After growing 10 per cent in the January–March quarter (Q4) of 2024–25 (FY25) — driven by stronger demand in the premium and casual footwear segments — brokerages expect Metro’s Q1FY26 growth to fall in the 10–15 per cent range, led largely by new store openings.
Kotak Research estimates net store additions at 20 in Q1FY26, with Metro and Mochi accounting for 8 each, and the rest coming from Crocs India and Walkway. The overall store count is likely to rise 8.3 per cent, while average revenue per store may edge up by 2 per cent, though an early monsoon and Eid could dampen footfall.
In contrast, value-focused brands like Relaxo Footwears and Bata India, despite a favourable base, reported revenue declines of 1–7 per cent in Q4FY25. With demand in the value segment still muted, those trends are expected to continue into Q1FY26. Bata is projected to grow by just 2 per cent.
Margins are expected to improve for Metro as well. After a 350 basis-point (bps) expansion in Q4FY25, its Q1FY26 margins could rise by 90 bps Y-o-Y and 151 bps sequentially, aided by operating leverage. Campus Shoes reported flat margins in Q4FY25, while Bata and Relaxo saw a decline due to higher costs and weaker operating efficiency. All three are expected to report lower margins in Q1FY26 on a sequential basis.
Beyond its own brands — Metro, Mochi, and Walkway — the company is also leaning on third-party partnerships to widen its footprint. Alongside existing tie-ups with Fila and Foot Locker, it recently signed a long-term agreement with British brand C&J Clark International. The deal gives Metro exclusive distribution rights for Clarks across offline and digital channels in India and neighbouring countries.
Analysts at JM Financial, led by Gaurav Jogani, see the move as a natural extension of Metro’s premium lineup. The company already generates 88 per cent of its revenue from footwear priced above ₹1,500. JM has a ‘buy’ rating on the stock, with a price target of ₹1,400.

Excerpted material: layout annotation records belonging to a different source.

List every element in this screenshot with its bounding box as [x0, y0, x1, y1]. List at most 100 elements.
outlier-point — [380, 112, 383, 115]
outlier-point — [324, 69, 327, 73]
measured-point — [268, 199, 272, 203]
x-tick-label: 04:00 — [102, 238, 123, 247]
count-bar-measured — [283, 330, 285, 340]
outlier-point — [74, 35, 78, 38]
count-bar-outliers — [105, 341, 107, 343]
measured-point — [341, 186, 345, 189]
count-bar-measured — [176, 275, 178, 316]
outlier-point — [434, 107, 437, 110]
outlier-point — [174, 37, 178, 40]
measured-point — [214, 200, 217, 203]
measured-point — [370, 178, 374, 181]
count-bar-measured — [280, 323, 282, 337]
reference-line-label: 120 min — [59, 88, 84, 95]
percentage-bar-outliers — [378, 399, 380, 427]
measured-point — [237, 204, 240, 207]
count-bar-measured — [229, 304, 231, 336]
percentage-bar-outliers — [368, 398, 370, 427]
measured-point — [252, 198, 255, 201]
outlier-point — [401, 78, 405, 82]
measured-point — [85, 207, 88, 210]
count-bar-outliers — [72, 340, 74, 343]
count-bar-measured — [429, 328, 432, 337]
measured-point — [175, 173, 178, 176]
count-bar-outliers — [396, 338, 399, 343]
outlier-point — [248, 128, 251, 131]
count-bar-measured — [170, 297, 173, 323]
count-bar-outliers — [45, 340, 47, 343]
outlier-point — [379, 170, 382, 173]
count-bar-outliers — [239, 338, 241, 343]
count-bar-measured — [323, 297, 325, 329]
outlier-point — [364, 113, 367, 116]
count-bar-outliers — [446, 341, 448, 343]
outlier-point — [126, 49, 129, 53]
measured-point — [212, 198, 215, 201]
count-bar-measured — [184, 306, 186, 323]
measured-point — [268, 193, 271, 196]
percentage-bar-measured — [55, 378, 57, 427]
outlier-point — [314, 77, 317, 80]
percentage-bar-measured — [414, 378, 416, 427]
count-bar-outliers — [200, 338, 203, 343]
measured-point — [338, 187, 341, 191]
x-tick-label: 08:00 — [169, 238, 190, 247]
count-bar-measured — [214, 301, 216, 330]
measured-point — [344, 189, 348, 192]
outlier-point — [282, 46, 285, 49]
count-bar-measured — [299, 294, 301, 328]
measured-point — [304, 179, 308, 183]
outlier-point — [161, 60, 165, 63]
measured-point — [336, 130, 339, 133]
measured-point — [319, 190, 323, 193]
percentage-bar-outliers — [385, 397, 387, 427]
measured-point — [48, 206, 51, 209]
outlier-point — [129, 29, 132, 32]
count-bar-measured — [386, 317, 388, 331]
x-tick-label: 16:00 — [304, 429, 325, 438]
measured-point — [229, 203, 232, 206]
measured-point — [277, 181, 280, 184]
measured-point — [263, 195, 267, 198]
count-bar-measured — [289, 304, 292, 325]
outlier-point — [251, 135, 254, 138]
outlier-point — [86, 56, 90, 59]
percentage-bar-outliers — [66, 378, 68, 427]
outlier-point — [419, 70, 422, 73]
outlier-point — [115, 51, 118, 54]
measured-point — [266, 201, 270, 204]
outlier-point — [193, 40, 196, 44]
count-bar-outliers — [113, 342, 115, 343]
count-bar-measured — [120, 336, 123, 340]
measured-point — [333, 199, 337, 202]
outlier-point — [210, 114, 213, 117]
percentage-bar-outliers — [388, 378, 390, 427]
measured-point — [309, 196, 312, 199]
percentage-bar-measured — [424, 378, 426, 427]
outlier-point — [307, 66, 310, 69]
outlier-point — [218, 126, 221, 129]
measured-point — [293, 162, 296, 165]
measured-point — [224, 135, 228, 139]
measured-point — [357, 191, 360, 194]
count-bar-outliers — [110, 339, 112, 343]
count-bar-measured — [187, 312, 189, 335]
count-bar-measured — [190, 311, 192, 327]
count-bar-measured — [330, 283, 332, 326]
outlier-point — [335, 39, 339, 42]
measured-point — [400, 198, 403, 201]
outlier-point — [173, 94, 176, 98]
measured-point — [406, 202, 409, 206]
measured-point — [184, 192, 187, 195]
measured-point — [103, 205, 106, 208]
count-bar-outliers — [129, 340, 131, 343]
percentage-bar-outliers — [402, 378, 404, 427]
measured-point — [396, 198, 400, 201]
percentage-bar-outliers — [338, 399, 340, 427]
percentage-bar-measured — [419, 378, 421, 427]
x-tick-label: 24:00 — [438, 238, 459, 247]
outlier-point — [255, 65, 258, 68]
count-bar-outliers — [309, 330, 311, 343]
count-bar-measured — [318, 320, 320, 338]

Emkay Research says Metro is closing gaps in its portfolio and strengthening its appeal as a platform for global brands. Analysts Devanshu Bansal and Mohit Dodeja say the Clarks partnership sharpens its position in the premium casual category. They note that Metro has clocked 15 per cent annual revenue growth over the past decade — and could exceed that pace in the years ahead. Its operating margins of 21–22 per cent, and its ability to convert 60 per cent of operating profit into cash flow, leave room for self-funded growth and shareholder payouts. Emkay also has a ‘buy’ rating with a ₹1,400 target.